Haftar’s self-styled Libyan National Army (LNA), which controls swathes of the country’s east, said it had seized a barracks in the Aziziya area around 50 kilometers south of Tripoli after “ferocious clashes”.
It said several fighters loyal to the UN-backed government had been detained and their weapons seized.
“For the moment, it’s still a game of cat and mouse,” said a commander from a pro-GNA group.
“We’re still organising ourselves. The war hasn’t truly started,” he told AFP.
The internationally recognised government carried out several air raids against LNA positions south of Tripoli, and also hit supply lines in central Libya, GNA spokesman Colonel Mohamed Gnounou said Tuesday.

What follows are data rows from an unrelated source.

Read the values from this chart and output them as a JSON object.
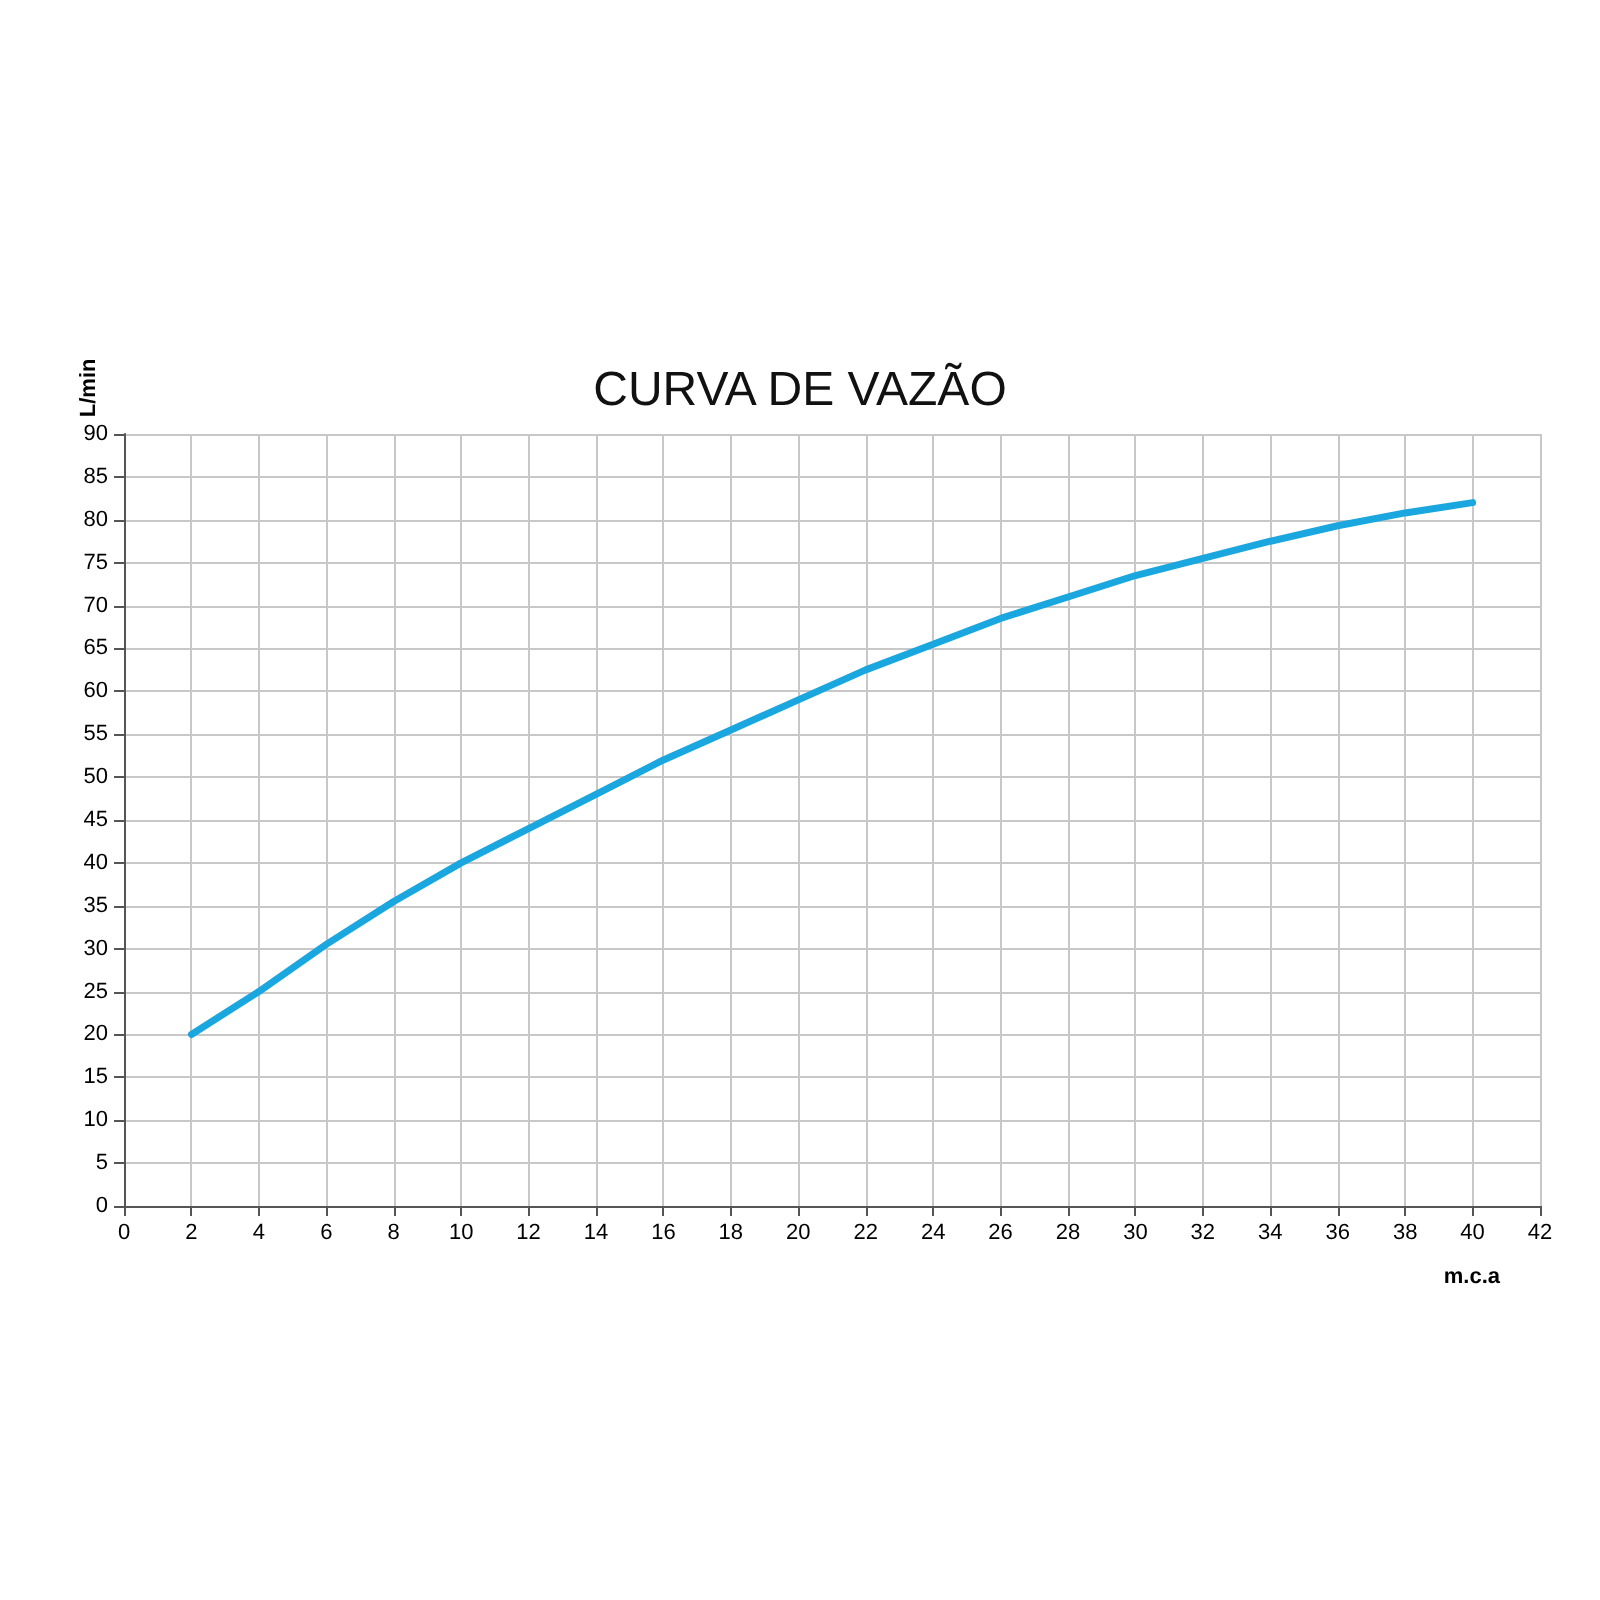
{
  "chart_data": {
    "type": "line",
    "title": "CURVA DE VAZÃO",
    "xlabel": "m.c.a",
    "ylabel": "L/min",
    "xlim": [
      0,
      42
    ],
    "xticks": [
      0,
      2,
      4,
      6,
      8,
      10,
      12,
      14,
      16,
      18,
      20,
      22,
      24,
      26,
      28,
      30,
      32,
      34,
      36,
      38,
      40,
      42
    ],
    "ylim": [
      0,
      90
    ],
    "yticks": [
      0,
      5,
      10,
      15,
      20,
      25,
      30,
      35,
      40,
      45,
      50,
      55,
      60,
      65,
      70,
      75,
      80,
      85,
      90
    ],
    "grid": true,
    "marker": "none",
    "line_style": "solid",
    "series": [
      {
        "color": "#1aa7e0",
        "x": [
          2,
          4,
          6,
          8,
          10,
          12,
          14,
          16,
          18,
          20,
          22,
          24,
          26,
          28,
          30,
          32,
          34,
          36,
          38,
          40
        ],
        "values": [
          20,
          25,
          30.5,
          35.5,
          40,
          44,
          48,
          52,
          55.5,
          59,
          62.5,
          65.5,
          68.5,
          71,
          73.5,
          75.5,
          77.5,
          79.3,
          80.8,
          82
        ]
      }
    ]
  }
}
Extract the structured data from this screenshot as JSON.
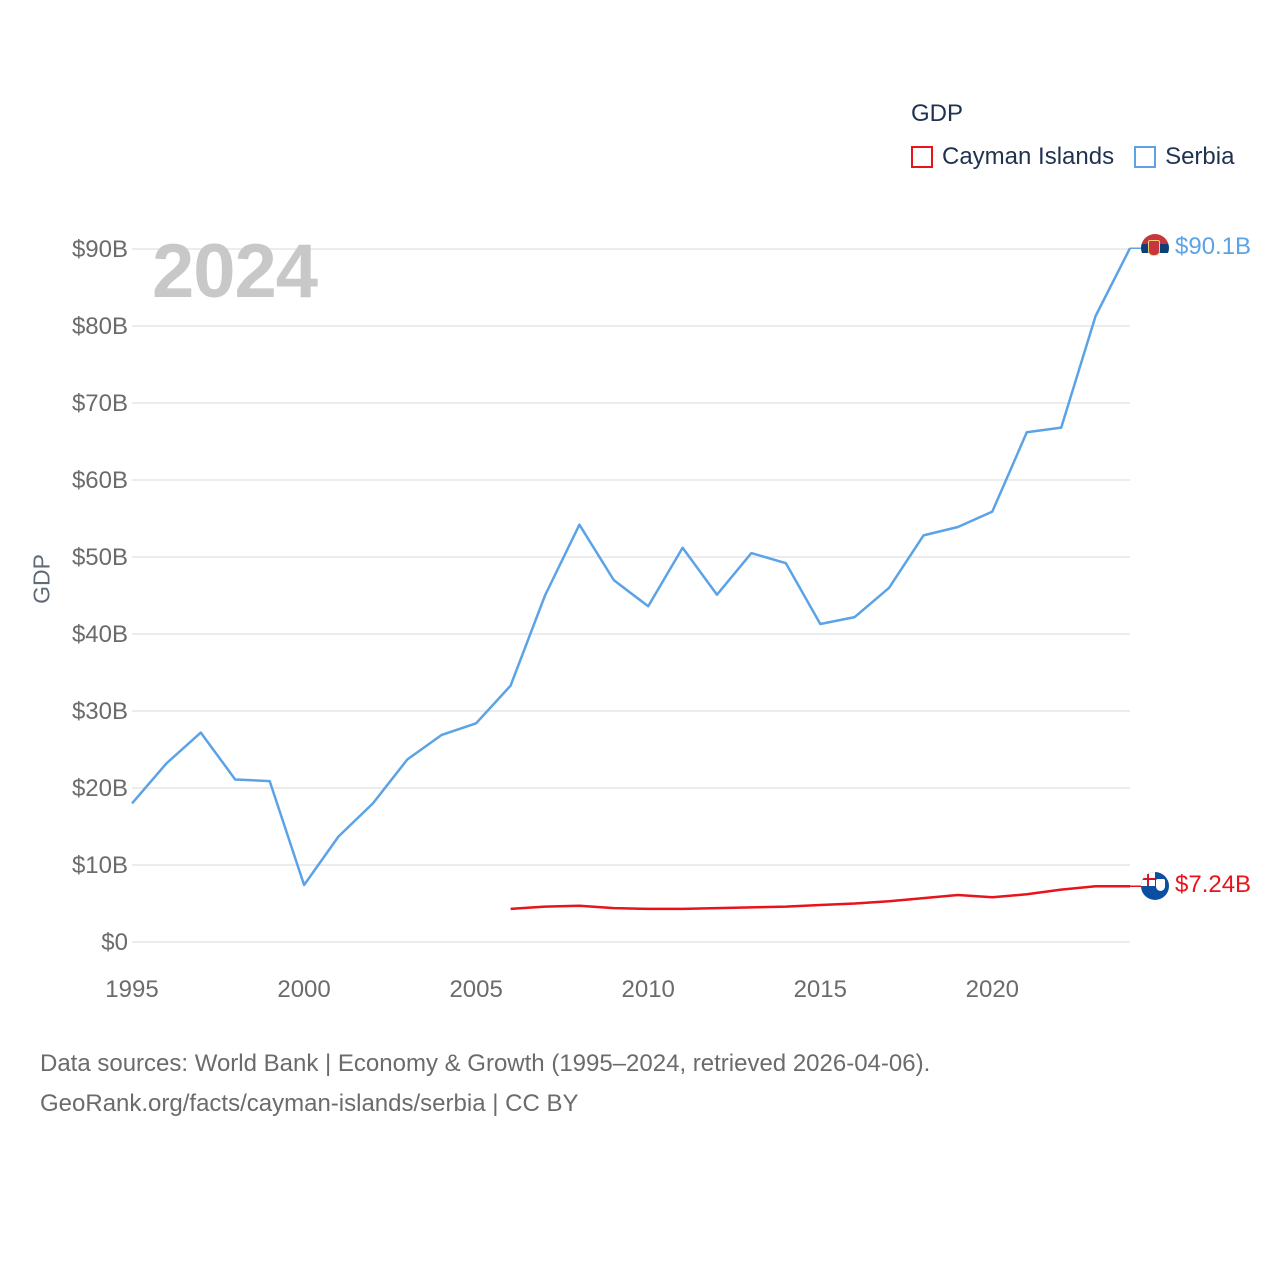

Haftar’s forces appear to be advancing on two fronts, from the south and southeast of Tripoli, while coastal roads to the east and west of the city are defended by fighters loyal to the GNA.
Haftar has defied international calls to halt the surprise offensive launched on Thursday.
NATO chief Jens Stoltenberg said the alliance was “deeply concerned by the situation in Libya.”
“The current military operation and advance on Tripoli are increasing the suffering of the Libyan people and putting civilian lives at risk,” he said in a statement.
The UN children’s agency UNICEF said “nearly half a million children in Tripoli and tens of thousands more in the western areas are at a direct risk due to the intensification of fighting”.
The GNA’s health ministry on Monday put the death toll in the fighting at 35. Haftar’s forces have said 14 of their fighters have died.
The UN said the clashes have displaced some 3,400 people.
Although casualties remain limited so far, the International Crisis Group warned further escalation “could precipitate a humanitarian disaster”.
“If unleashed, a full-fledged offensive could become a proxy war between regional powers and cause innumerable casualties as well as immense devastation,” it said in a report Wednesday.
International efforts to end the Libyan conflict have repeatedly failed.
Rival leaders agreed last year to hold elections before December 10, 2018 under a French plan, but that vote never materialised.
The national conference, which had been scheduled for April 14-16 in the central city of Ghadames, aimed to fix dates for legislative and presidential elections, and work towards a new constitution.
UN envoy Ghassan Salame, announcing its postponement, said: “We cannot ask people to take part in the conference during gunfire and air strikes.”
He expressed hope the meeting would take place “as soon as possible”.
Haftar, whose key allies are the United Arab Emirates, Egypt, Saudi Arabia and Russia, is a former Kadhafi military chief who has emerged as a major player in Libya’s political struggle.
His offensive threatens to plunge the country into a full-blown civil war and has thrown into sharp relief the divisions between world powers over how to end the chaos that has riven Libya since 2011.